Latest WIP interview!

This time with Logan Fox, the human of the group. He’s special without being special. Or something like that. (And I can confirm he is the male equivalent of the face that launched a thousand ships.) 

Why don’t you give us your dating ap breakdown. Okay, I’m Logan, twenty nine, a Sagittarius I think. I work hard and I play hard, only I’ve not really had time to work or play recently, as I’m too busy trying to stay alive and prevent an apocalypse. So what I’m saying is I’m exhausted, and running on three hours sleep and too many iced coffees. My stomach is currently undergoing its own personal Ragnarök.

TMI, dude. Well, that ap shit is ridiculous. I’m not disparaging anyone who uses them, but, fuck, where do you find the time? But then again, I don’t suppose most people have spent their entire lives running from demons and angels.

I would guess not. What’s your role in the Losers? Oh, is that what we’re calling our group? Fitting. Esme come up with that? I fulfill the mediocre white man quotient of the team, so if our lives ever get made into a movie, my role can be filled by any one of Hollywood’s fine Ryans or Chrises.

Be serious. I’ve heard you’re the only human anyone knows about that has been able to fight demons and survive. That’s really overselling it. Yes, I’ve fought demons hand to hand and survived, but understand I was trained to a ridiculous degree. My mother, despite being a drunk and considered mentally ill most of her life, was big on getting me trained to take on the demons and angels that would come for me. Which is patently ridiculous. A human taking on a demon or an angel would be like a single ant taking on a Sherman tank.

And yet … Well, I guess all those countless hours wasted on learning every martial art possible finally paid off. But really, I got the best lessons from those bare bones self-defense courses thrown in there.

Really? Yes. They were big on finding the weak point of the opponent and hammering it until it breaks. Luckily, most demons have the same weak points as humans – eyes, throat, groin, knee. That’s all I do. I pick a spot and I hammer it until you don’t wanna bug me anymore. Much like a guy at parties who bangs on about capitalism or veganism until you want to murder him with a Funko Pop.

That sounds very specific. I don’t get invited to many parties.

But you have angel blood in your family, right? Doesn’t that give you an advantage? I was told that was latent, so no. I’m not super strong or anything. I don’t burn demons by touching them. I’m just a chump with a fucked up family tree.

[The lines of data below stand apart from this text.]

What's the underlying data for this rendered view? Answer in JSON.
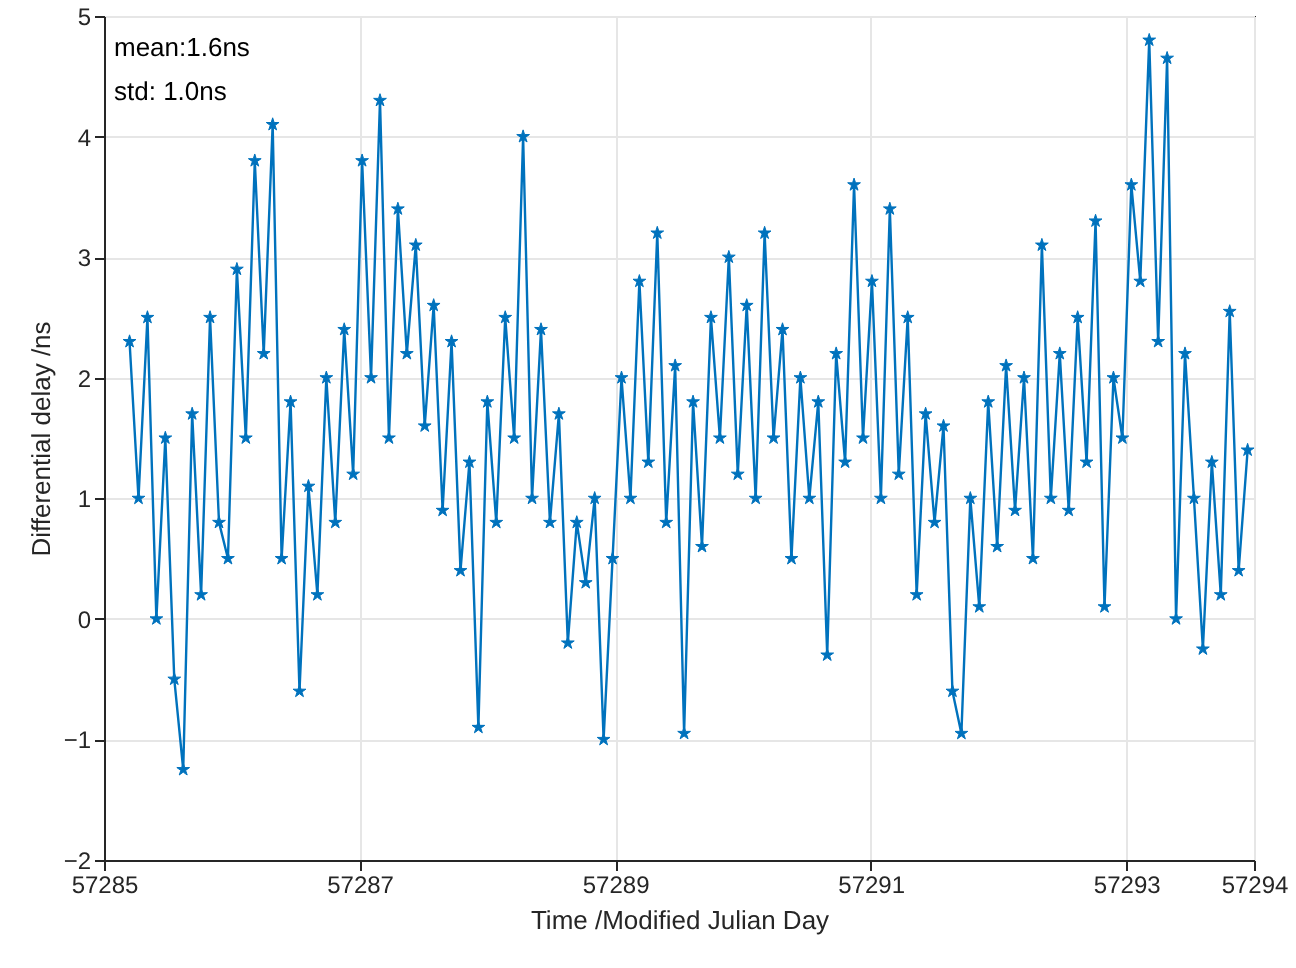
{
  "chart_data": {
    "type": "line",
    "xlabel": "Time /Modified Julian Day",
    "ylabel": "Differential delay /ns",
    "annotations": [
      "mean:1.6ns",
      "std: 1.0ns"
    ],
    "xlim": [
      57285,
      57294
    ],
    "xticks": [
      57285,
      57287,
      57289,
      57291,
      57293,
      57294
    ],
    "ylim": [
      -2,
      5
    ],
    "yticks": [
      -2,
      -1,
      0,
      1,
      2,
      3,
      4,
      5
    ],
    "grid": true,
    "marker": "star",
    "line_style": "solid",
    "x": [
      57285.2,
      57285.27,
      57285.34,
      57285.41,
      57285.48,
      57285.55,
      57285.62,
      57285.69,
      57285.76,
      57285.83,
      57285.9,
      57285.97,
      57286.04,
      57286.11,
      57286.18,
      57286.25,
      57286.32,
      57286.39,
      57286.46,
      57286.53,
      57286.6,
      57286.67,
      57286.74,
      57286.81,
      57286.88,
      57286.95,
      57287.02,
      57287.09,
      57287.16,
      57287.23,
      57287.3,
      57287.37,
      57287.44,
      57287.51,
      57287.58,
      57287.65,
      57287.72,
      57287.79,
      57287.86,
      57287.93,
      57288.0,
      57288.07,
      57288.14,
      57288.21,
      57288.28,
      57288.35,
      57288.42,
      57288.49,
      57288.56,
      57288.63,
      57288.7,
      57288.77,
      57288.84,
      57288.91,
      57288.98,
      57289.05,
      57289.12,
      57289.19,
      57289.26,
      57289.33,
      57289.4,
      57289.47,
      57289.54,
      57289.61,
      57289.68,
      57289.75,
      57289.82,
      57289.89,
      57289.96,
      57290.03,
      57290.1,
      57290.17,
      57290.24,
      57290.31,
      57290.38,
      57290.45,
      57290.52,
      57290.59,
      57290.66,
      57290.73,
      57290.8,
      57290.87,
      57290.94,
      57291.01,
      57291.08,
      57291.15,
      57291.22,
      57291.29,
      57291.36,
      57291.43,
      57291.5,
      57291.57,
      57291.64,
      57291.71,
      57291.78,
      57291.85,
      57291.92,
      57291.99,
      57292.06,
      57292.13,
      57292.2,
      57292.27,
      57292.34,
      57292.41,
      57292.48,
      57292.55,
      57292.62,
      57292.69,
      57292.76,
      57292.83,
      57292.9,
      57292.97,
      57293.04,
      57293.11,
      57293.18,
      57293.25,
      57293.32,
      57293.39,
      57293.46,
      57293.53,
      57293.6,
      57293.67,
      57293.74,
      57293.81,
      57293.88,
      57293.95
    ],
    "series": [
      {
        "color": "#0072bd",
        "values": [
          2.3,
          1.0,
          2.5,
          0.0,
          1.5,
          -0.5,
          -1.25,
          1.7,
          0.2,
          2.5,
          0.8,
          0.5,
          2.9,
          1.5,
          3.8,
          2.2,
          4.1,
          0.5,
          1.8,
          -0.6,
          1.1,
          0.2,
          2.0,
          0.8,
          2.4,
          1.2,
          3.8,
          2.0,
          4.3,
          1.5,
          3.4,
          2.2,
          3.1,
          1.6,
          2.6,
          0.9,
          2.3,
          0.4,
          1.3,
          -0.9,
          1.8,
          0.8,
          2.5,
          1.5,
          4.0,
          1.0,
          2.4,
          0.8,
          1.7,
          -0.2,
          0.8,
          0.3,
          1.0,
          -1.0,
          0.5,
          2.0,
          1.0,
          2.8,
          1.3,
          3.2,
          0.8,
          2.1,
          -0.95,
          1.8,
          0.6,
          2.5,
          1.5,
          3.0,
          1.2,
          2.6,
          1.0,
          3.2,
          1.5,
          2.4,
          0.5,
          2.0,
          1.0,
          1.8,
          -0.3,
          2.2,
          1.3,
          3.6,
          1.5,
          2.8,
          1.0,
          3.4,
          1.2,
          2.5,
          0.2,
          1.7,
          0.8,
          1.6,
          -0.6,
          -0.95,
          1.0,
          0.1,
          1.8,
          0.6,
          2.1,
          0.9,
          2.0,
          0.5,
          3.1,
          1.0,
          2.2,
          0.9,
          2.5,
          1.3,
          3.3,
          0.1,
          2.0,
          1.5,
          3.6,
          2.8,
          4.8,
          2.3,
          4.65,
          0.0,
          2.2,
          1.0,
          -0.25,
          1.3,
          0.2,
          2.55,
          0.4,
          1.4
        ]
      }
    ]
  }
}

What does your mother have to say about it? She’s been dead since I was seventeen.

Sorry. It’s okay. Everybody knows anti-psychotics and alcohol really shouldn’t be mixed, but sometimes you gotta push the boat out, you know?

No, I have no idea what you’re talking about. Neither do I. Sometimes I just yammer and hope people won’t notice how much of a freak I am.

But you’ve never fought angels? You can’t really fight angels. For the most part, they don’t like to get their hands dirty, and see no point in bothering with insects like us. Besides, the physical bodies they have are usually simulacrums that have the bare minimum of a tangibility to them.

I barely understood what you said. That’s okay. I barely understood what I said. I really need sleep. It’s hard being the one measly human in a group of superheroes. I mean, Hawkeye must feel this way all the time.

And you’re the ex of Lyn and the current of Ceri. That must be weird. Yeah, my life was fucked up from the get go, and this ride has never slowed down.

Speaking of which, Aaron – No.

What do you mean no? I’m not discussing my brother. I thought I was clear that I was willing to talk about everything but that.

But … You think I won’t walk?

Ceri threatened to storm out of the interview too. Well, see? We must belong together. We both don’t have time for shitty questions.

I see now how you defeated the demons. With your shitty attitude. Hey, us puny humans have got to have some kind of defense mechanism.